Une nouvelle méthode pourrait permettre de prédire les crises d’asthme jusqu’à cinq ans à l’avance. Cette avancée a été annoncée par des chercheurs dans une étude publiée le 19 janvier dans la revue Nature Communications.
L’asthme est une maladie chronique qui provoque une inflammation des bronches. Elle se manifeste par des symptômes respiratoires tels que l’essoufflement, le sifflement, la toux ou encore une sensation d’oppression thoracique. Cette maladie touche plus de 500 millions de personnes dans le monde, ce qui en fait un enjeu majeur de santé publique.

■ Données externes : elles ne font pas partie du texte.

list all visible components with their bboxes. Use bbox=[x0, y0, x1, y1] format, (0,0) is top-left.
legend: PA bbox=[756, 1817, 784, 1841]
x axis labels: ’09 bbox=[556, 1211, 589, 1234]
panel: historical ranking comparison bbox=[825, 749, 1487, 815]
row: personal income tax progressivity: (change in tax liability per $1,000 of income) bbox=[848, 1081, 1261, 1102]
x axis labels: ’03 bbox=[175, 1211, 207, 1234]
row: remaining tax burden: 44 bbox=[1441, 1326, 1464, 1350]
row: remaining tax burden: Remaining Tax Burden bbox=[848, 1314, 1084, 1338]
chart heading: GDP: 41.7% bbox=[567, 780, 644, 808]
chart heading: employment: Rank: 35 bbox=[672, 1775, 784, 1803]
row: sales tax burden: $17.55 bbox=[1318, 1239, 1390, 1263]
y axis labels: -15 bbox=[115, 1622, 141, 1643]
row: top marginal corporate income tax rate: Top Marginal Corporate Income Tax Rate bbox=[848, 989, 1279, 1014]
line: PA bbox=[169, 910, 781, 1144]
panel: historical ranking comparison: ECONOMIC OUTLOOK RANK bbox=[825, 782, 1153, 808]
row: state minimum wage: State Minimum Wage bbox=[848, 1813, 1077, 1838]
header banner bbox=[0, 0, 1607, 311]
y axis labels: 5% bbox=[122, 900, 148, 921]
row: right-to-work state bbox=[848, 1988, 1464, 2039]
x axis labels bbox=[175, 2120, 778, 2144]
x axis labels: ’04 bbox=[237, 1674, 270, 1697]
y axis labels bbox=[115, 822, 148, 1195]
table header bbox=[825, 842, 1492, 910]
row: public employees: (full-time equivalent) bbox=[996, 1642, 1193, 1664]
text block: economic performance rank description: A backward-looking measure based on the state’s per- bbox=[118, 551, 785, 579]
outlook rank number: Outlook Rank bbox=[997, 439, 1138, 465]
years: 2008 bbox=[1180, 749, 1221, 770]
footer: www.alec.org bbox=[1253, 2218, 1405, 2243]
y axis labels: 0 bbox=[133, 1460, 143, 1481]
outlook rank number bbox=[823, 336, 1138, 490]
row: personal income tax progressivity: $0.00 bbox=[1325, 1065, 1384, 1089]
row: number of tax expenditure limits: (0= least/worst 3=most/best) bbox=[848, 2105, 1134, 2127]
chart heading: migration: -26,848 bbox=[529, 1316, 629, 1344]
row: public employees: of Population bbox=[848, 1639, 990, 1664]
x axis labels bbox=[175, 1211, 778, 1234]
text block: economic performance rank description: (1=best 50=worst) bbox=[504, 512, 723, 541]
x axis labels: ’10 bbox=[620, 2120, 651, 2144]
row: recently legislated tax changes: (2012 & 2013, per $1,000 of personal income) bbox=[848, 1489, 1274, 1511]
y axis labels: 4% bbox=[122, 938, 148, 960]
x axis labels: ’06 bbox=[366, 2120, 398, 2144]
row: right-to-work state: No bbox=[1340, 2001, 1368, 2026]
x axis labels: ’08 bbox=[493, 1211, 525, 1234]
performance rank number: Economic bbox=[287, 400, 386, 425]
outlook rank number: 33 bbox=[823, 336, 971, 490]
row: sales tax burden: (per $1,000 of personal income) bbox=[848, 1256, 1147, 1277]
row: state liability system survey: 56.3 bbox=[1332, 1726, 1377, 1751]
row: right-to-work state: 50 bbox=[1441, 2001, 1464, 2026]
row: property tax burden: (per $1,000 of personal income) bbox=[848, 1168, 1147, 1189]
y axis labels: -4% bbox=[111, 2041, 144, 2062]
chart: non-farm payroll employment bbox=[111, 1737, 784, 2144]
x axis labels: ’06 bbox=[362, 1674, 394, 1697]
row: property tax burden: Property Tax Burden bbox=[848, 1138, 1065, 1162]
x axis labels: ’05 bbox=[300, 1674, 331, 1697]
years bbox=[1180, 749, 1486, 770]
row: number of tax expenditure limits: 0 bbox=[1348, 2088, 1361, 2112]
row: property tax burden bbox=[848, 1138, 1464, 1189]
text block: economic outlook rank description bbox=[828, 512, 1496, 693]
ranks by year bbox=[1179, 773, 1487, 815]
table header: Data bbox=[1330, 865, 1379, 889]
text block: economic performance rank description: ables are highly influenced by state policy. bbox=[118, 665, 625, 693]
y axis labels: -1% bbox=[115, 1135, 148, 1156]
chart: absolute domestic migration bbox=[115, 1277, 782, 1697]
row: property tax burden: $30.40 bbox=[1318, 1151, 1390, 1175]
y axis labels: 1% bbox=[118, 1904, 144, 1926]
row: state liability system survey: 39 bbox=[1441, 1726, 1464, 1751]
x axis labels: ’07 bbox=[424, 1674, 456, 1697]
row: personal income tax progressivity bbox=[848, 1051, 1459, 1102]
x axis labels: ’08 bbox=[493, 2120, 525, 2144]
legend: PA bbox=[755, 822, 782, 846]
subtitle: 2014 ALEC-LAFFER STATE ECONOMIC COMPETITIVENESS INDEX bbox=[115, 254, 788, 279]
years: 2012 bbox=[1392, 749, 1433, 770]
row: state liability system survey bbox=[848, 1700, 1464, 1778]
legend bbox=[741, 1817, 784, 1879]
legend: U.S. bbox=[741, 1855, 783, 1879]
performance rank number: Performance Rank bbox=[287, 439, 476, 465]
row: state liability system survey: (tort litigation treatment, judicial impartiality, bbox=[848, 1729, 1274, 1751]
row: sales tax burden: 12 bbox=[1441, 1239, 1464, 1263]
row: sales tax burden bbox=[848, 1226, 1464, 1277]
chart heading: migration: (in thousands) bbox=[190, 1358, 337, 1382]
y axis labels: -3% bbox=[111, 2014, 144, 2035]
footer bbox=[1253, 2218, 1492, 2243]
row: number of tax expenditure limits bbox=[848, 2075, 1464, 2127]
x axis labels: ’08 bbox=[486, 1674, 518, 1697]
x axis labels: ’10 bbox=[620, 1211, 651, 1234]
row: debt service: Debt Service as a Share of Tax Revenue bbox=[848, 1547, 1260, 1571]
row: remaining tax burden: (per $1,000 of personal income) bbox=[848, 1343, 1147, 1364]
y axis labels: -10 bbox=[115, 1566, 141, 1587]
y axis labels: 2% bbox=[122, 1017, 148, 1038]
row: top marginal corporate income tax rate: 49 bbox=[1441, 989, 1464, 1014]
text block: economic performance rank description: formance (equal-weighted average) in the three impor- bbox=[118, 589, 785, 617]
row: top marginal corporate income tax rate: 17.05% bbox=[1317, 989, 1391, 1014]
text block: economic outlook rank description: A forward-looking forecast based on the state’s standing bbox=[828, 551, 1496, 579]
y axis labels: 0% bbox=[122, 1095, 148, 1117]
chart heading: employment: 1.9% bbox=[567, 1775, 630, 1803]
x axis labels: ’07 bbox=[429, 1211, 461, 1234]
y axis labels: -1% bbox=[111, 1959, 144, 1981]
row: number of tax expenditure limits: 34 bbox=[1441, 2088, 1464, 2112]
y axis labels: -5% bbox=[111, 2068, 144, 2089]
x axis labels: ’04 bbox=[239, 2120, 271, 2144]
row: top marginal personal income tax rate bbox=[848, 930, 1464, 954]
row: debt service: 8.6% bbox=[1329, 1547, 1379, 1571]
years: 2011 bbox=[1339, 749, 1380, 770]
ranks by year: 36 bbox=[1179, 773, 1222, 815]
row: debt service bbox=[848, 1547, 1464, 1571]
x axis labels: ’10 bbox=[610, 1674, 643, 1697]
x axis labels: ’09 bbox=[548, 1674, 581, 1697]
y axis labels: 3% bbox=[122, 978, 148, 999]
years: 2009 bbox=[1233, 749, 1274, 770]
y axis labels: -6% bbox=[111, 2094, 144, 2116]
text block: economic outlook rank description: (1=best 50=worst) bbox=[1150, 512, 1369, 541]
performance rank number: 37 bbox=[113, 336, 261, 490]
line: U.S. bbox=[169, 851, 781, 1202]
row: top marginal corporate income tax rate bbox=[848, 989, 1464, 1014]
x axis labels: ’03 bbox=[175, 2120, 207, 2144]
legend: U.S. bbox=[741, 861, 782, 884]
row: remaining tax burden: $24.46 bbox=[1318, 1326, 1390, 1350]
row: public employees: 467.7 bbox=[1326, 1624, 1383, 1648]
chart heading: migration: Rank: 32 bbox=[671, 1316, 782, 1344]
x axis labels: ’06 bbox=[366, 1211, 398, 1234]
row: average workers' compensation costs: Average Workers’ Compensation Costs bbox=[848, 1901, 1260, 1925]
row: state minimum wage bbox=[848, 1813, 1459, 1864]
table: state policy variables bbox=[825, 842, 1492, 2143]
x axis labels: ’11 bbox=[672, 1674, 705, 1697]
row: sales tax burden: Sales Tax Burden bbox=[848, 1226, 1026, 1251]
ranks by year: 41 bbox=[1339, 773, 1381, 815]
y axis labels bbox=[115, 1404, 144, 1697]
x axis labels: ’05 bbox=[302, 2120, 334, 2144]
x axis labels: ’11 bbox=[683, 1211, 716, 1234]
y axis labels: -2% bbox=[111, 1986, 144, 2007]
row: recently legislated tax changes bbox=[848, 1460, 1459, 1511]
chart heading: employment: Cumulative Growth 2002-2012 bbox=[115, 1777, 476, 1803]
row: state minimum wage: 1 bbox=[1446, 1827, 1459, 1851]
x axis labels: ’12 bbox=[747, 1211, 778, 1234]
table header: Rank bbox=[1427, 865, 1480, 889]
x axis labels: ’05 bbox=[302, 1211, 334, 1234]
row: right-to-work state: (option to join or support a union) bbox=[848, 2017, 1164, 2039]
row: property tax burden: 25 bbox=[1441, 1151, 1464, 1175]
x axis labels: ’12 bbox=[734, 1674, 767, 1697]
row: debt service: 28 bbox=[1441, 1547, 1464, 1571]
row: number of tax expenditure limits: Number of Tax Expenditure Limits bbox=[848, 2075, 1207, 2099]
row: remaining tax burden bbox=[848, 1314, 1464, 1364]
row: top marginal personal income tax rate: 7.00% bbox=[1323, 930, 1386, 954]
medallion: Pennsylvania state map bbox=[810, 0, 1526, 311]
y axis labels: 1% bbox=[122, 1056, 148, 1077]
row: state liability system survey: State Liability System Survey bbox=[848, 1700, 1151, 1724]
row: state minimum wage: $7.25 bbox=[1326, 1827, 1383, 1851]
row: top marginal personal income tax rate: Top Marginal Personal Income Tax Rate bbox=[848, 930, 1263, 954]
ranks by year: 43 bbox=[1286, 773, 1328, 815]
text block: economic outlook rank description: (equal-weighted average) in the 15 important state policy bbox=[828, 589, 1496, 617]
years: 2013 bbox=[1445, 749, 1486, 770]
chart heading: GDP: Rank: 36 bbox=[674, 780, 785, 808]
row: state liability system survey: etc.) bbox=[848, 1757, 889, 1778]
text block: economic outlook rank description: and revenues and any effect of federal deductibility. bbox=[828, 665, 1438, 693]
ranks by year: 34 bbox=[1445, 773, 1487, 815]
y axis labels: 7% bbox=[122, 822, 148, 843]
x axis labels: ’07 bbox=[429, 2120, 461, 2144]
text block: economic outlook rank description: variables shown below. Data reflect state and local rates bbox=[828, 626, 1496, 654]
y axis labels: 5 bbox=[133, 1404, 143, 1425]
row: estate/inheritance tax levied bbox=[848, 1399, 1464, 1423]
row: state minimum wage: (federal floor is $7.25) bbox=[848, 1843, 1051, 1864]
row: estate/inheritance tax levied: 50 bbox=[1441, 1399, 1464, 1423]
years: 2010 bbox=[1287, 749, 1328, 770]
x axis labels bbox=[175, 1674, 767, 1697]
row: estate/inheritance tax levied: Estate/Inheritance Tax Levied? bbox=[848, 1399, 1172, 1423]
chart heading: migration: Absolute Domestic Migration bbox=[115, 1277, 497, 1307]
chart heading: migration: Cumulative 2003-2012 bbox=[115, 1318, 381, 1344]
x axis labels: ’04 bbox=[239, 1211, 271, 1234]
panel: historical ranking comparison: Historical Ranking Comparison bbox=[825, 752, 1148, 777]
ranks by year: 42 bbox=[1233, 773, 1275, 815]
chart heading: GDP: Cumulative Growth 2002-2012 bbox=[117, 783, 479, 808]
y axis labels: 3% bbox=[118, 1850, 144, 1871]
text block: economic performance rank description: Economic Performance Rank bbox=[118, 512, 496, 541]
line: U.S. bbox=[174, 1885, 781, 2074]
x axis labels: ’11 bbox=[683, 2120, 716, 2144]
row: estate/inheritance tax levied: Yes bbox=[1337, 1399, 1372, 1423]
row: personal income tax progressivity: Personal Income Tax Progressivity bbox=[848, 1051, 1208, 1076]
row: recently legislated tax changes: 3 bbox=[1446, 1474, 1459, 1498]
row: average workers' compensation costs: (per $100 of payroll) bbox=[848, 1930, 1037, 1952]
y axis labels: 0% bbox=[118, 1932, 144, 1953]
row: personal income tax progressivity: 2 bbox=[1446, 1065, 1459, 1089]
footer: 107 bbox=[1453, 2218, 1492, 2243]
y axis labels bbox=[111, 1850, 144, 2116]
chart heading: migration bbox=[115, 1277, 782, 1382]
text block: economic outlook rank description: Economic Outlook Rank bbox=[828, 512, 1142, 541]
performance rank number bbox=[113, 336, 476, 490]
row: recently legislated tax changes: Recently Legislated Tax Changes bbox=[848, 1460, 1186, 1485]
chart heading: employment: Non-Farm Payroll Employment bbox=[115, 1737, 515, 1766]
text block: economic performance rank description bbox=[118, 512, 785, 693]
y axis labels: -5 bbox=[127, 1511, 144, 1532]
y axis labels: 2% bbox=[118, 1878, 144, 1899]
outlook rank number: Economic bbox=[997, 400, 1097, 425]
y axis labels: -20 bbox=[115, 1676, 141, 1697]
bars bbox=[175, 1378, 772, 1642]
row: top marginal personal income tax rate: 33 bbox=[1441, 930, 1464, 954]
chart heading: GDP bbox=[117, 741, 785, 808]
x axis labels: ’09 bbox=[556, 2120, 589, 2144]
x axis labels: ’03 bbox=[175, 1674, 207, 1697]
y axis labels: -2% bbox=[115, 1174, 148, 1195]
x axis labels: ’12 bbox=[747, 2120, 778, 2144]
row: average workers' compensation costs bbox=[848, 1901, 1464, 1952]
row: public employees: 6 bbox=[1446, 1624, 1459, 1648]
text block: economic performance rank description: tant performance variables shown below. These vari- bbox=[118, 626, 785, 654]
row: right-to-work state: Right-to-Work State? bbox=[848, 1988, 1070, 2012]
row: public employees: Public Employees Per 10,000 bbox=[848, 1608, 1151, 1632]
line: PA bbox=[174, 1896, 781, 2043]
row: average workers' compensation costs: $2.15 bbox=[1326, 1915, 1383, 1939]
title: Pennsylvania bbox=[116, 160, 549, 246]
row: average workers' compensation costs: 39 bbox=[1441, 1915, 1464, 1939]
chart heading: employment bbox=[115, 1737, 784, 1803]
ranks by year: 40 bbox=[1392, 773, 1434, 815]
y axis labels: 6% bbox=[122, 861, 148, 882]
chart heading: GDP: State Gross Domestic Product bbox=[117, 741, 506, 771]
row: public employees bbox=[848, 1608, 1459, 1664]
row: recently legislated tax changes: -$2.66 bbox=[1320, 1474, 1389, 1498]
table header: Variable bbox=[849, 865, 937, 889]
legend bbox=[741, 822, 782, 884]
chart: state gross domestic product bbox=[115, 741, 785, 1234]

Malgré sa prévalence, il reste difficile pour les médecins d’identifier précisément les patients à haut risque. Actuellement, il est compliqué de différencier ceux qui resteront stables de ceux susceptibles de subir des crises sévères. Cependant, des chercheurs ont développé une méthode innovante pour anticiper ces crises plusieurs années à l’avance.
Une étude basée sur l’analyse de données métaboliques
Les chercheurs ont analysé les données de trois grandes cohortes regroupant au total 2 500 patients asthmatiques. En utilisant leurs dossiers médicaux électroniques et une technique de mesure des petites molécules dans le sang, ils ont découvert une corrélation importante entre certains métabolites et le contrôle de l’asthme.
Le rapport entre sphingolipides et stéroïdes, un indicateur clé
Ils ont observé que le rapport entre deux classes de métabolites, les sphingolipides et les stéroïdes, permettait de prédire le risque d’exacerbation sur une période de cinq ans. Ce rapport pouvait même différencier le délai d’apparition de la première crise entre les groupes à haut ou faible risque, avec une différence d’environ un an.
Bien que les niveaux individuels de ces métabolites donnent des indications, c’est ce ratio qui apparaît comme le prédicteur le plus fiable pour anticiper la santé future des patients asthmatiques.
Une avancée pour la médecine de précision
Jessica Lasky-Su, professeure à l’université Harvard, explique que l’un des défis majeurs dans le traitement de l’asthme est de pouvoir prévoir les crises graves à venir. Selon elle, cette nouvelle approche pourrait permettre d’identifier avec une précision de 90 % les patients à risque élevé, afin d’intervenir avant qu’une crise ne survienne.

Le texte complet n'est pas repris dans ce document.